VídeoTrecho de um vídeo de uma performance do artista Iván Navarro e sua escultura de lâmpada fluorescente nas ruas de Chelsea.
Damián Ortega constrói esculturas modulares clássicas e nítidas inteiramente de tortilhas. Carlos Amorales se curva e amplifica Alexander Calder em um móbile percussivo feito de pratos de metal. As dezenas de folhas de plástico colorido geometricamente cortadas em uma instalação de Amalia Pica são ostensivamente um estudo de harmonia modernista. Mas, programados para serem reorganizados e remodelados no decorrer do programa, eles parecem ser tanto aleatórios quanto ordem.
A interrupção da ordem traz implicações políticas e, em quase todos os trabalhos deste programa, há uma pulsação crítica, às vezes forte. O pôster impresso para viagem de Carlos Motta intitulado Breve História das Intervenções dos EUA na América Latina desde 1946 oferece exatamente o que promete e torna uma leitura brutal. Em um vídeo de uma apresentação de 2009 em Havana, Tania Bruguera zomba da censura do governo, convidando as pessoas a subirem em um pódio e, por um minuto, dizerem o que quiserem. Se, no entanto, os alto-falantes excederem o limite de minutos, ela chama dois soldados uniformizados para puxá-los para longe do microfone.

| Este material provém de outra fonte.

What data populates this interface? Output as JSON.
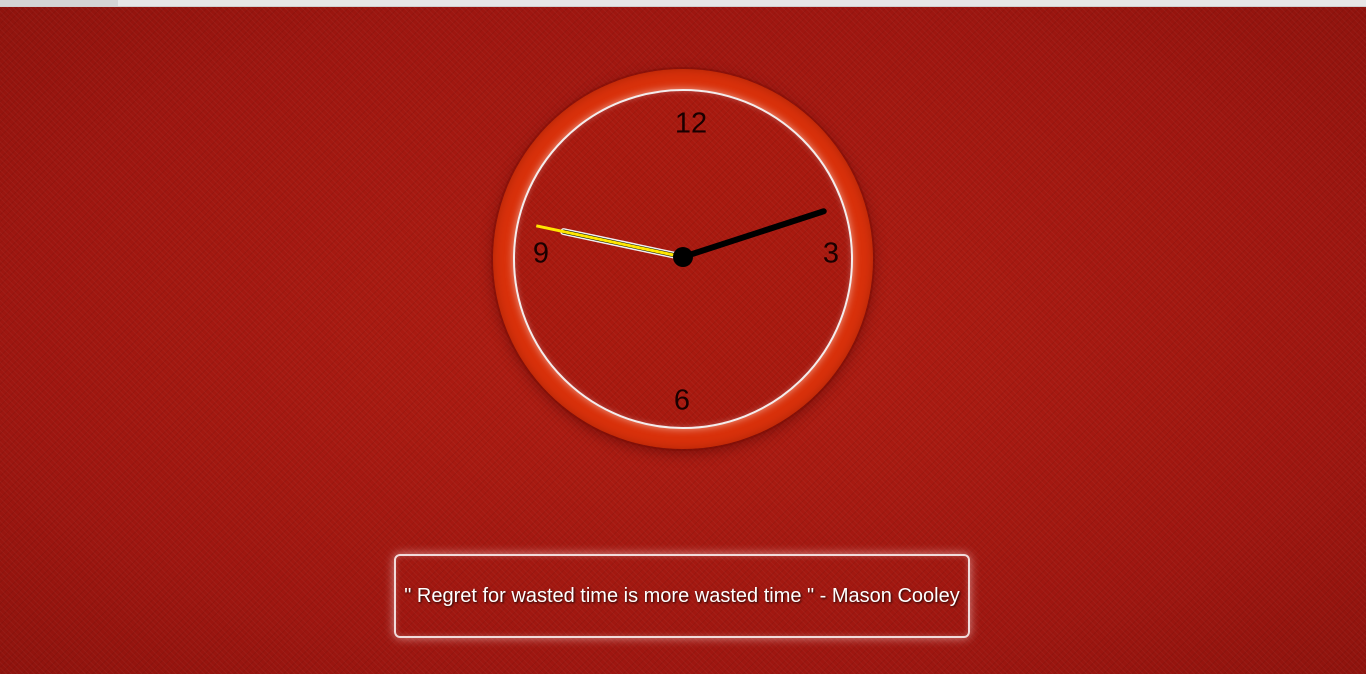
{
  "clock": {
    "numerals": {
      "twelve": "12",
      "three": "3",
      "six": "6",
      "nine": "9"
    },
    "time": {
      "hour_hand_position_hours": 2.4,
      "minute_hand_position_minutes": 47,
      "second_hand_position_seconds": 47
    },
    "colors": {
      "ring": "#d9310b",
      "face_border": "#f4eded",
      "hands": "#000000",
      "second_hand": "#ffe600"
    }
  },
  "quote": {
    "text": "\" Regret for wasted time is more wasted time \" - Mason Cooley"
  },
  "colors": {
    "background": "#a3170f"
  }
}
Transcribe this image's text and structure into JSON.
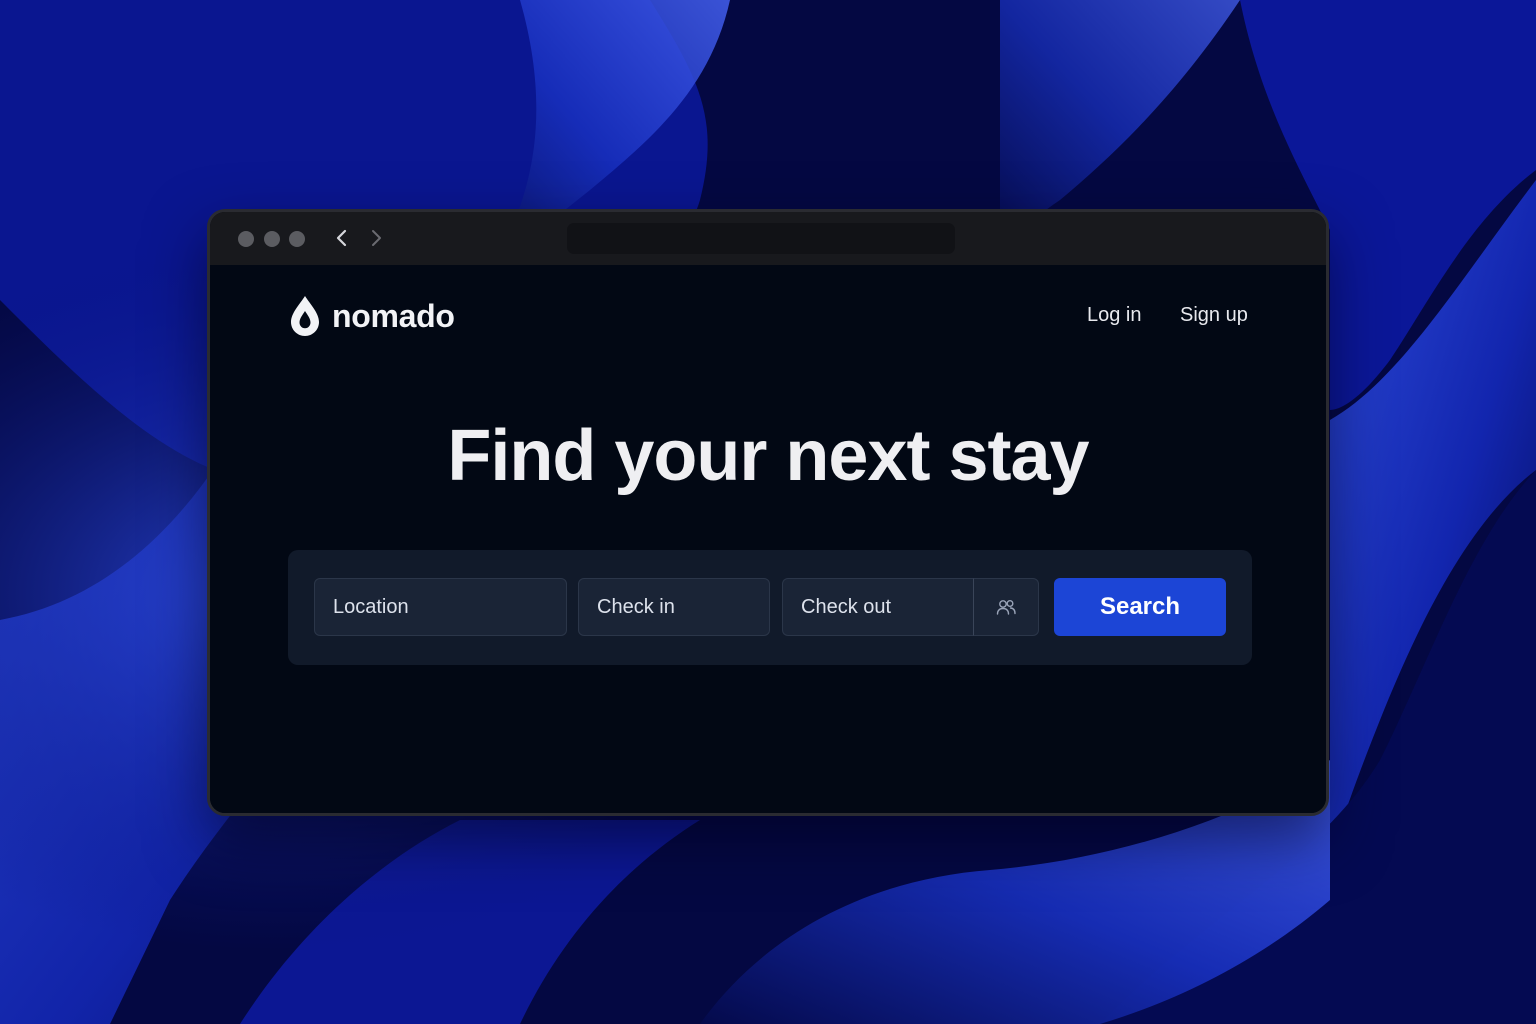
{
  "window": {
    "titlebar": {
      "back_icon": "chevron-left-icon",
      "forward_icon": "chevron-right-icon"
    }
  },
  "brand": {
    "icon": "droplet-icon",
    "name": "nomado"
  },
  "header": {
    "login_label": "Log in",
    "signup_label": "Sign up"
  },
  "hero": {
    "title": "Find your next stay"
  },
  "search": {
    "location_placeholder": "Location",
    "checkin_placeholder": "Check in",
    "checkout_placeholder": "Check out",
    "guests_icon": "guests-icon",
    "button_label": "Search"
  },
  "colors": {
    "background": "#050a45",
    "window": "#020814",
    "panel": "#111a2a",
    "field": "#1a2436",
    "accent": "#1c45d6",
    "text": "#efeff2"
  }
}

A Sra. Bruguera tem o dom de combinar risco e absurdo. O mesmo acontece com Javier Téllez, em um vídeo intitulado One Flew Over the Void (Bala Perdida). Filmado no lado de Tijuana da fronteira entre o México e os Estados Unidos, o filme captura um carnaval encenado que também é um protesto de imigrantes e culmina com um dublê sendo baleado por um canhão sobre o muro da fronteira.
A maior parte do elenco é formada por pacientes de um hospital psiquiátrico local. Os pais do Sr. Téllez eram psiquiatras; quando criança na Venezuela, ele visitou hospitais com eles. E pessoas com deficiências mentais ou físicas aparecem com frequência em seus filmes. Alguns espectadores têm problemas com isso, e as deficiências muito evidentes colocam você em alerta para exploração. Essa tensão ética pode tornar os vídeos difíceis de assistir, mas também é parte do que os torna eficazes - comoventes e perturbadores - porque não deixará você relaxar.

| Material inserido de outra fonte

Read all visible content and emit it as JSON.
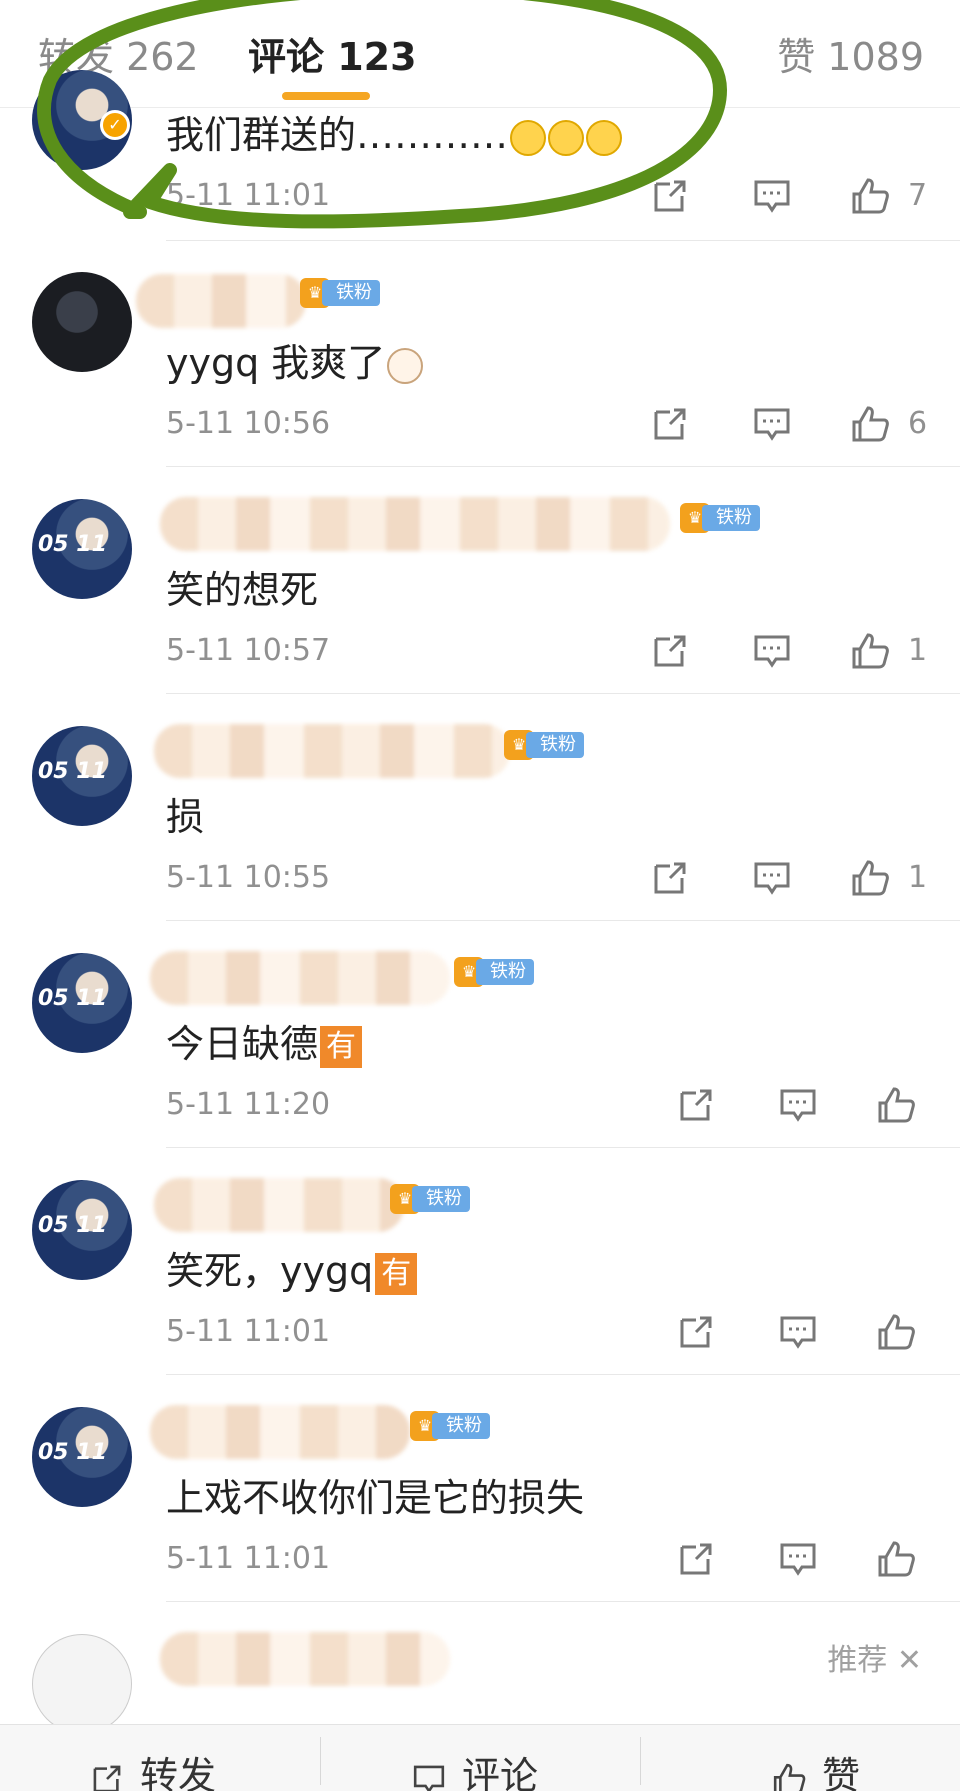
{
  "tabs": {
    "forward": "转发 262",
    "comments": "评论 123",
    "likes": "赞 1089"
  },
  "comments": [
    {
      "text": "我们群送的…………",
      "time": "5-11 11:01",
      "likes": "7"
    },
    {
      "text": "yygq 我爽了",
      "badge": "铁粉",
      "time": "5-11 10:56",
      "likes": "6"
    },
    {
      "text": "笑的想死",
      "badge": "铁粉",
      "time": "5-11 10:57",
      "likes": "1"
    },
    {
      "text": "损",
      "badge": "铁粉",
      "time": "5-11 10:55",
      "likes": "1"
    },
    {
      "text": "今日缺德",
      "tag": "有",
      "badge": "铁粉",
      "time": "5-11 11:20",
      "likes": ""
    },
    {
      "text": "笑死，yygq",
      "tag": "有",
      "badge": "铁粉",
      "time": "5-11 11:01",
      "likes": ""
    },
    {
      "text": "上戏不收你们是它的损失",
      "badge": "铁粉",
      "time": "5-11 11:01",
      "likes": ""
    }
  ],
  "avatar_badge": "05 11",
  "recommend": "推荐 ✕",
  "bottombar": {
    "forward": "转发",
    "comment": "评论",
    "like": "赞"
  },
  "colors": {
    "accent": "#f5a623",
    "annotation": "#5a8f1a",
    "fan_badge": "#6aa9e6"
  },
  "icons": [
    "share-icon",
    "comment-icon",
    "thumbs-up-icon",
    "verified-icon",
    "crown-icon",
    "close-icon"
  ]
}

Unrelaxed é uma descrição precisa do show como um todo, que, embora visualmente discreto, tem muito movimento, real e potencial. Em uma instalação chamada Art History Lesson No. 6, de Luis Camnitzer, 10 projetores de slides automáticos projetam retângulos vazios de luz nas paredes das galerias, como se esperassem que as imagens se materializassem. Uma escultura de Iván Navarro, Lâmpada dos Sem-teto, o Juice Sucker, em forma de carrinho de compras feito de tubo fluorescente branco, gera um brilho ofuscante. Mas era para ser móvel. Quando era novo em 2005, o artista, como um Diógenes sem-teto, empurrou-o pelas ruas de Chelsea, em busca, principalmente em vão, por fontes públicas de energia elétrica.

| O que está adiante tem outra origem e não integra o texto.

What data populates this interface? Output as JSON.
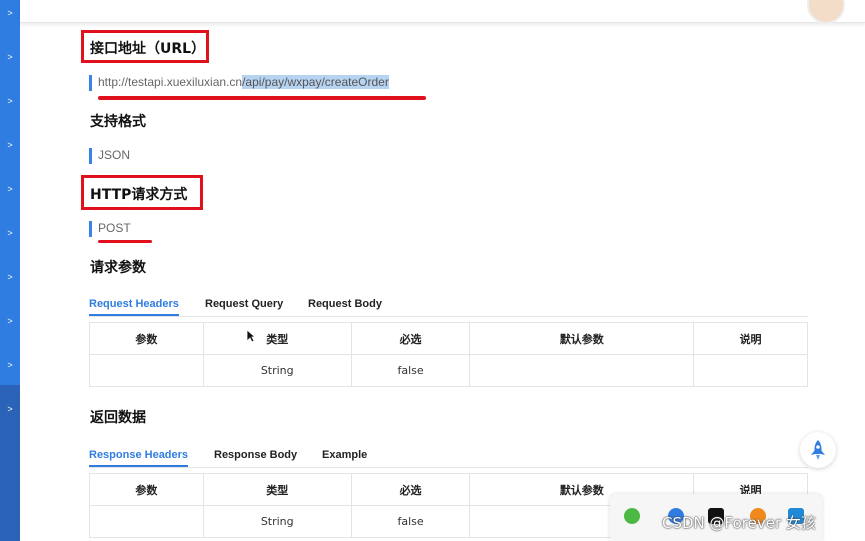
{
  "sections": {
    "url": {
      "heading": "接口地址（URL）",
      "value_prefix": "http://testapi.xuexiluxian.cn",
      "value_path": "/api/pay/wxpay/createOrder"
    },
    "format": {
      "heading": "支持格式",
      "value": "JSON"
    },
    "method": {
      "heading": "HTTP请求方式",
      "value": "POST"
    },
    "request": {
      "heading": "请求参数",
      "tabs": [
        "Request Headers",
        "Request Query",
        "Request Body"
      ],
      "active_tab": 0
    },
    "response": {
      "heading": "返回数据",
      "tabs": [
        "Response Headers",
        "Response Body",
        "Example"
      ],
      "active_tab": 0
    }
  },
  "table": {
    "columns": [
      "参数",
      "类型",
      "必选",
      "默认参数",
      "说明"
    ],
    "request_row": [
      "",
      "String",
      "false",
      "",
      ""
    ],
    "response_row": [
      "",
      "String",
      "false",
      "",
      ""
    ]
  },
  "watermark": "CSDN @Forever  女孩",
  "colors": {
    "accent": "#2f7de0",
    "annotation": "#e0101c",
    "sidebar": "#2f7de0"
  },
  "icons": {
    "rocket": "rocket-icon",
    "cursor": "mouse-cursor-icon"
  }
}
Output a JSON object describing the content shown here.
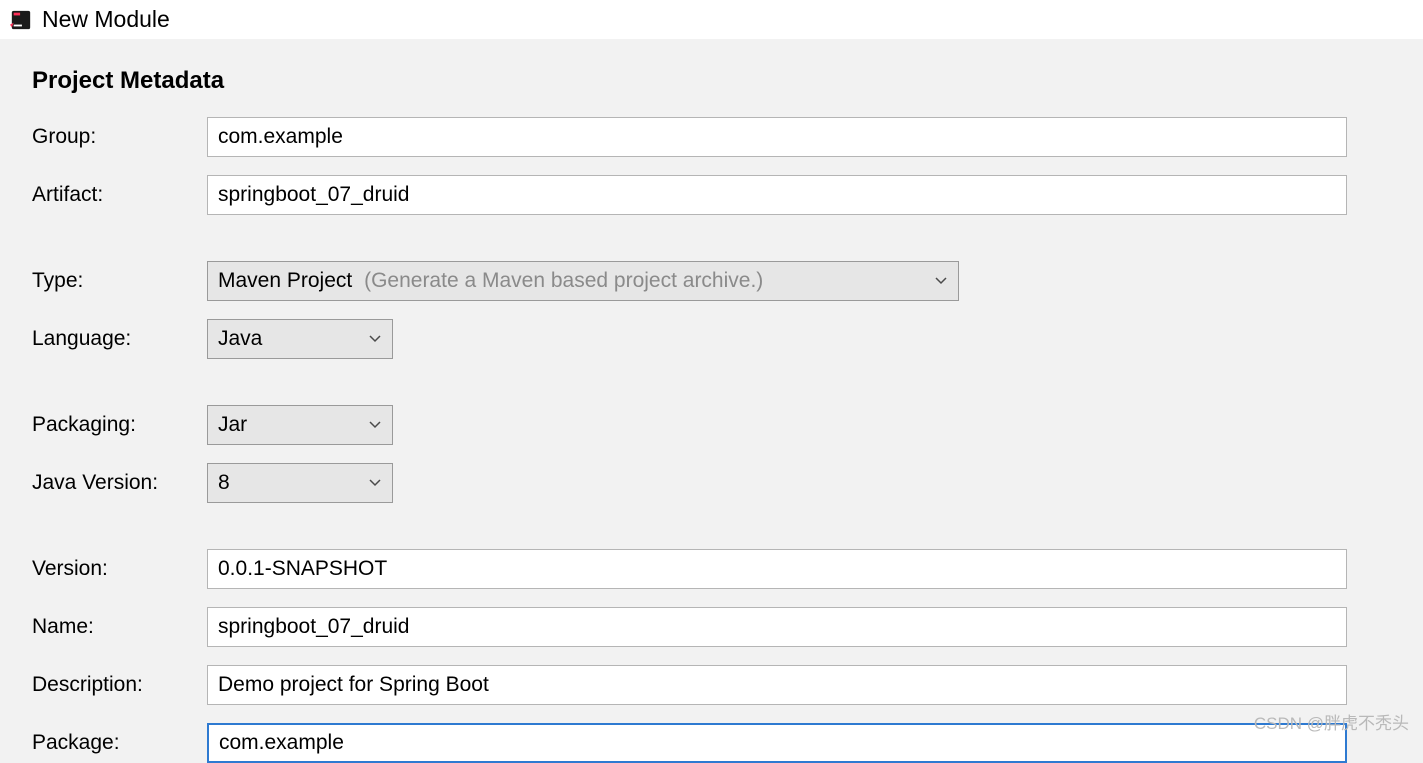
{
  "window": {
    "title": "New Module"
  },
  "section": {
    "title": "Project Metadata"
  },
  "labels": {
    "group": "Group:",
    "artifact": "Artifact:",
    "type": "Type:",
    "language": "Language:",
    "packaging": "Packaging:",
    "javaVersion": "Java Version:",
    "version": "Version:",
    "name": "Name:",
    "description": "Description:",
    "package": "Package:"
  },
  "values": {
    "group": "com.example",
    "artifact": "springboot_07_druid",
    "type": "Maven Project",
    "typeHint": "(Generate a Maven based project archive.)",
    "language": "Java",
    "packaging": "Jar",
    "javaVersion": "8",
    "version": "0.0.1-SNAPSHOT",
    "name": "springboot_07_druid",
    "description": "Demo project for Spring Boot",
    "package": "com.example"
  },
  "watermark": "CSDN @胖虎不秃头"
}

O mais inquieto de tudo é a definição de arte latino-americana. Seria necessário um show muito maior do que este para começar a avaliar suas permutações. E maior, é claro, é o objetivo. Se o Sr. de la Barra permanecerá após o término da exibição, é incerto; tecnicamente, ele foi contratado apenas para este projeto, mas talvez isso possa mudar.
O que não deve mudar é a energia curatorial, por mais modesta que seja, que foi posta em movimento. Sim, nossos grandes museus estão abraçando um mundo mais amplo tarde, e por razões duvidosas. Mas tarde é melhor do que nunca. E em mãos iluminadas, motivos errados podem ser corrigidos.